Phase 2 of Rachel's plan involves traveling with their spirit forms (and a few others she snags along the way) to the world on which rests the M'Kraan Crystal, where Jean as Phoenix had once prevented universal armageddon. Considering the forces that Rachel is preparing to unleash, it's becoming clear that the apple fell miles from that tree.
Despite Storm's pleas to consider the cost of what she's doing and desist, Rachel is heedless and bulldozes ahead; yet once inside the sphere, she becomes one with every single life she seeks to snuff out, and is overwhelmed with the magnitude of what she's about to do and the terrible loss of life involved in her decision. Faced with becoming a slaughterer and, in Wolverine's estimation, an executioner, she aborts her mission and casts herself out of the sphere, restoring the life-essences she took possession of and returning to Earth.
Yet there is one who waits to hold the X-Men accountable--that is, for failing in their task, a goal it seems the Beyonder was fully on board with.
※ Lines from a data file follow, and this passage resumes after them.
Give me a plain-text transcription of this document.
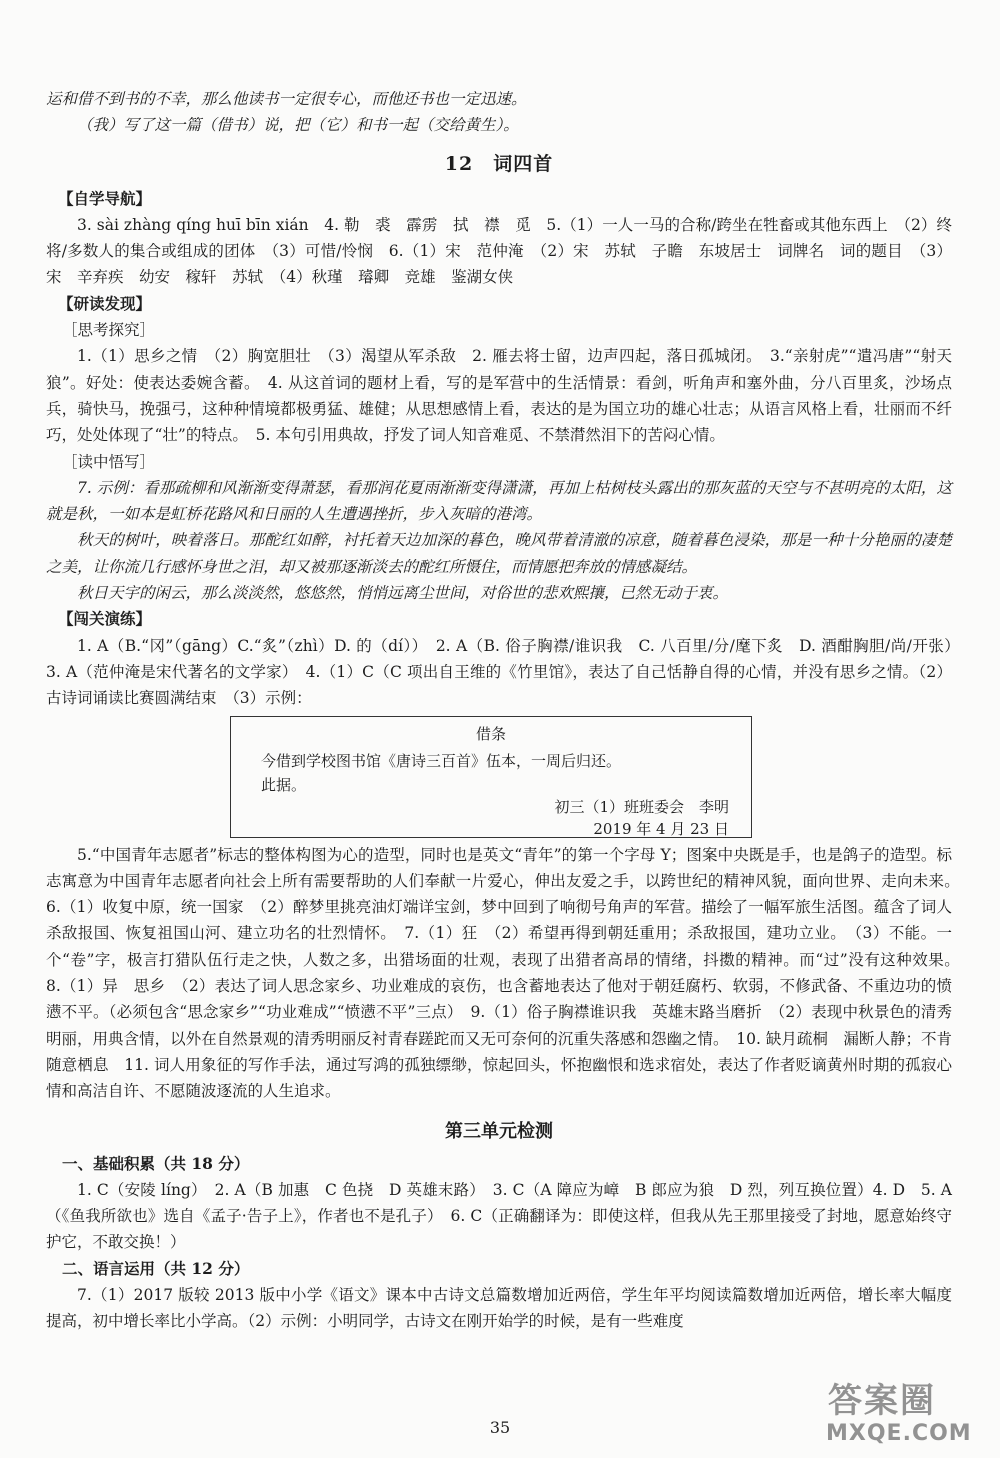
运和借不到书的不幸，那么他读书一定很专心，而他还书也一定迅速。

（我）写了这一篇（借书）说，把（它）和书一起（交给黄生）。

12　词四首

【自学导航】

3. sài zhàng qíng huī bīn xián　4. 勒　裘　霹雳　拭　襟　觅　5.（1）一人一马的合称/跨坐在牲畜或其他东西上　（2）终将/多数人的集合或组成的团体　（3）可惜/怜悯　6.（1）宋　范仲淹　（2）宋　苏轼　子瞻　东坡居士　词牌名　词的题目　（3）宋　辛弃疾　幼安　稼轩　苏轼　（4）秋瑾　璿卿　竞雄　鉴湖女侠

【研读发现】

［思考探究］

1.（1）思乡之情　（2）胸宽胆壮　（3）渴望从军杀敌　2. 雁去将士留，边声四起，落日孤城闭。　3.“亲射虎”“遣冯唐”“射天狼”。好处：使表达委婉含蓄。　4. 从这首词的题材上看，写的是军营中的生活情景：看剑，听角声和塞外曲，分八百里炙，沙场点兵，骑快马，挽强弓，这种种情境都极勇猛、雄健；从思想感情上看，表达的是为国立功的雄心壮志；从语言风格上看，壮丽而不纤巧，处处体现了“壮”的特点。　5. 本句引用典故，抒发了词人知音难觅、不禁潸然泪下的苦闷心情。

［读中悟写］

7. 示例：看那疏柳和风渐渐变得萧瑟，看那润花夏雨渐渐变得潇潇，再加上枯树枝头露出的那灰蓝的天空与不甚明亮的太阳，这就是秋，一如本是虹桥花路风和日丽的人生遭遇挫折，步入灰暗的港湾。

秋天的树叶，映着落日。那酡红如醉，衬托着天边加深的暮色，晚风带着清澈的凉意，随着暮色浸染，那是一种十分艳丽的凄楚之美，让你流几行感怀身世之泪，却又被那逐渐淡去的酡红所慑住，而情愿把奔放的情感凝结。

秋日天宇的闲云，那么淡淡然，悠悠然，悄悄远离尘世间，对俗世的悲欢熙攘，已然无动于衷。

【闯关演练】

1. A（B.“冈”（gāng）C.“炙”（zhì）D. 的（dí））　2. A（B. 俗子胸襟/谁识我　C. 八百里/分/麾下炙　D. 酒酣胸胆/尚/开张）　3. A（范仲淹是宋代著名的文学家）　4.（1）C（C 项出自王维的《竹里馆》，表达了自己恬静自得的心情，并没有思乡之情。（2）古诗词诵读比赛圆满结束　（3）示例：

借条
今借到学校图书馆《唐诗三百首》伍本，一周后归还。
此据。
初三（1）班班委会　李明
2019 年 4 月 23 日

5.“中国青年志愿者”标志的整体构图为心的造型，同时也是英文“青年”的第一个字母 Y；图案中央既是手，也是鸽子的造型。标志寓意为中国青年志愿者向社会上所有需要帮助的人们奉献一片爱心，伸出友爱之手，以跨世纪的精神风貌，面向世界、走向未来。　6.（1）收复中原，统一国家　（2）醉梦里挑亮油灯端详宝剑，梦中回到了响彻号角声的军营。描绘了一幅军旅生活图。蕴含了词人杀敌报国、恢复祖国山河、建立功名的壮烈情怀。　7.（1）狂　（2）希望再得到朝廷重用；杀敌报国，建功立业。　（3）不能。一个“卷”字，极言打猎队伍行走之快，人数之多，出猎场面的壮观，表现了出猎者高昂的情绪，抖擞的精神。而“过”没有这种效果。　8.（1）异　思乡　（2）表达了词人思念家乡、功业难成的哀伤，也含蓄地表达了他对于朝廷腐朽、软弱，不修武备、不重边功的愤懑不平。（必须包含“思念家乡”“功业难成”“愤懑不平”三点）　9.（1）俗子胸襟谁识我　英雄末路当磨折　（2）表现中秋景色的清秀明丽，用典含情，以外在自然景观的清秀明丽反衬青春蹉跎而又无可奈何的沉重失落感和怨幽之情。　10. 缺月疏桐　漏断人静；不肯随意栖息　11. 词人用象征的写作手法，通过写鸿的孤独缥缈，惊起回头，怀抱幽恨和选求宿处，表达了作者贬谪黄州时期的孤寂心情和高洁自许、不愿随波逐流的人生追求。

第三单元检测

一、基础积累（共 18 分）

1. C（安陵 líng）　2. A（B 加惠　C 色挠　D 英雄末路）　3. C（A 障应为嶂　B 郎应为狼　D 烈，列互换位置）4. D　5. A（《鱼我所欲也》选自《孟子·告子上》，作者也不是孔子）　6. C（正确翻译为：即使这样，但我从先王那里接受了封地，愿意始终守护它，不敢交换！）

二、语言运用（共 12 分）

7.（1）2017 版较 2013 版中小学《语文》课本中古诗文总篇数增加近两倍，学生年平均阅读篇数增加近两倍，增长率大幅度提高，初中增长率比小学高。（2）示例：小明同学，古诗文在刚开始学的时候，是有一些难度

35
答案圈
MXQE.COM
And while the reckoning eventually leads to another confrontation between himself and Phoenix, her power this time has a more profound impact.
There comes a point when the scripting of Chris Claremont reaches "blechh!" levels, and I think we've reached it. Suffice to say that the story has done its job in terms of tying in with Secret Wars II, and the Beyonder returns to those pages to continue with his efforts to comprehend humanity. As for Phoenix, did the tie-in also do its presumed job of raising her profile? I tend to defer to the Shi'ar on the matter, who, even now knowing this girl broke into the M'Kraan Crystal in an attempt to wipe out the universe, are still content to live and let live in regard to Rachel Summers.
I had never really considered how the Shi'ar just seem to be indifferent to Rachel for the whole decade she was the Phoenix. I don't think I ever remember an encounter with the Shi'ar during the time she starred in Excalibur, though this was the X-book I tended to skip.
ReplyDeleteRegarding this issue, I've read it probably three or four times. I think it's a mess. Everything connected to Secret Wars II is a mess. The first one has it's problems, but also it's own charm and was unique for the time. Secret Wars II just doesn't begin to work. I also think this issue comes during probably the biggest lull of Claremont's X-Men run. The best stories of the All New All Different X-Men had long passed, and he had not yet started the new, darker direction that came after the Mutant Massacre.
Jared, I can't help but agree with you about Secret Wars II, though I felt the crossover issues tended to make the best of a bad situation. As I was re-reading Claremont's effort(s), it kept running through my mind that he was putting a good deal more effort and substance into a Secret Wars tie-in than I was really expecting. That said, I think he got there with methods and justifications that just didn't hold water, which I think I touched on in the post.